ZEIT: Die Mitarbeiter finden es sicher nicht schlecht, wenn sich ihr Arbeitgeber darum kümmert, möglichst viele Autos zu verkaufen.

Welzer: Vielleicht. Aber wenn ein Management so handelt wie das von VW, hat das verheerende Konsequenzen für die Identifikation. Es ist aber einer der wichtigsten Faktoren für Erfolg überhaupt, dass ein Mitarbeiter mit Stolz sagt: "Ich gehöre zum Unternehmen!"

ZEIT: So etwas müssen Manager bei ihren Entscheidungen also mitdenken.

Welzer: Auf jeden Fall.
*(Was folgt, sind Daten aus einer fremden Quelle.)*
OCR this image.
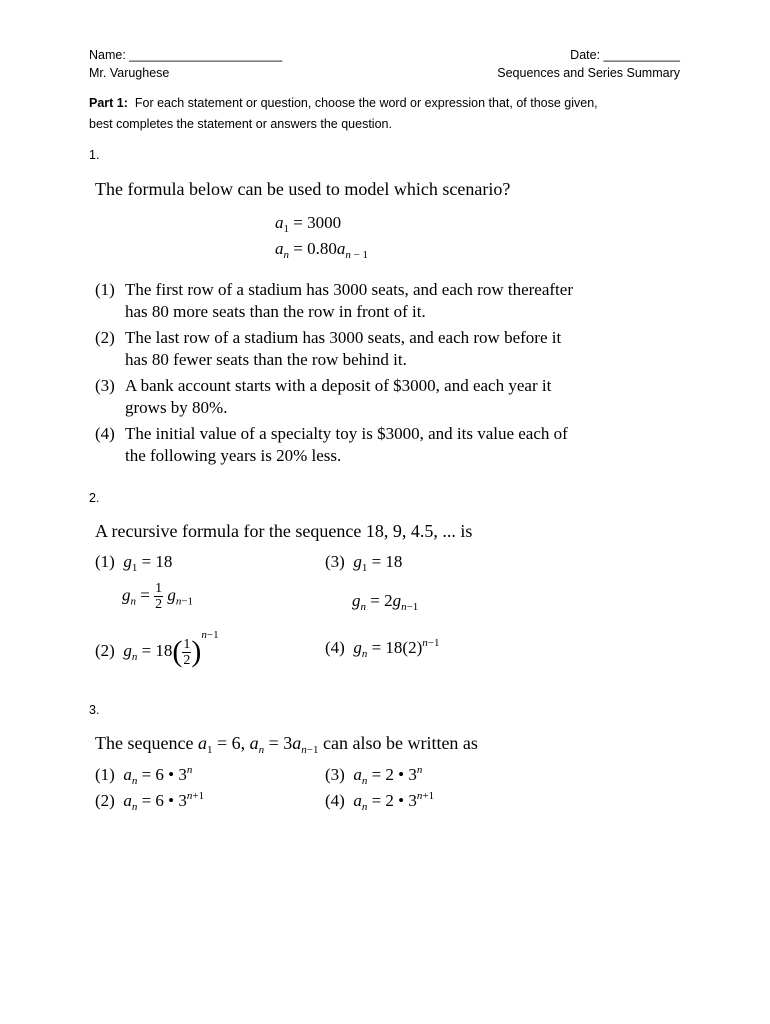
Name: ______________________
Mr. Varughese
Date: ___________
Sequences and Series Summary
Part 1: For each statement or question, choose the word or expression that, of those given,
best completes the statement or answers the question.
1.
The formula below can be used to model which scenario?
$a_1 = 3000$
$a_n = 0.80a_{n - 1}$
(1) The first row of a stadium has 3000 seats, and each row thereafter
has 80 more seats than the row in front of it.
(2) The last row of a stadium has 3000 seats, and each row before it
has 80 fewer seats than the row behind it.
(3) A bank account starts with a deposit of $3000, and each year it
grows by 80%.
(4) The initial value of a specialty toy is $3000, and its value each of
the following years is 20% less.
2.
A recursive formula for the sequence 18, 9, 4.5, ... is
(1) $g_1 = 18$
$g_n = \frac{1}{2} g_{n-1}$
(3) $g_1 = 18$
$g_n = 2g_{n-1}$
(2) $g_n = 18( \frac{1}{2} )^{n-1}$
(4) $g_n = 18(2)^{n-1}$
3.
The sequence $a_1 = 6$, $a_n = 3a_{n-1}$ can also be written as
(1) $a_n = 6$ • 3$^n$
(2) $a_n = 6$ • $3^{n+1}$
(3) $a_n = 2$ • 3$^n$
(4) $a_n = 2$ • $3^{n+1}$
Wenn ein Management sich so verhält, wie Volkswagen es getan hat, wenn es mit einer solchen Ignoranz und Borniertheit agiert, dann ist das für das Betriebsklima und die Identifikation der Mitarbeiter mit dem Unternehmen furchtbar. Das ist sicher keine nachhaltige Unternehmensführung.

ZEIT: Wie nachhaltig ist VW denn aus Ihrer Sicht aufgestellt?

Welzer: Ein Konzern wie VW muss sich damit auseinandersetzen, dass sich Mobilität in den nächsten Jahrzehnten drastisch verändern wird. Das Auto ist hier in Europa schon jetzt nicht mehr das Sehnsuchtsgut, das es einmal war, und es wird zunehmend unwichtiger als Fortbewegungsmittel. Wenn man dann einfach bloß dafür sorgt, dass man etwas, was sich hier nicht mehr besonders gut verkaufen wird, in anderen Teilen der Erde umso mehr verkauft, dann ist das ziemlich einfältig. Die Welt der Zukunft wird nicht so aussehen wie Wanne-Eickel oder Wolfsburg im Großen. Was Unternehmen wie VW derzeit machen, ist also keine nachhaltig angelegte Managementpolitik – es ist verantwortungslos in jeder Hinsicht.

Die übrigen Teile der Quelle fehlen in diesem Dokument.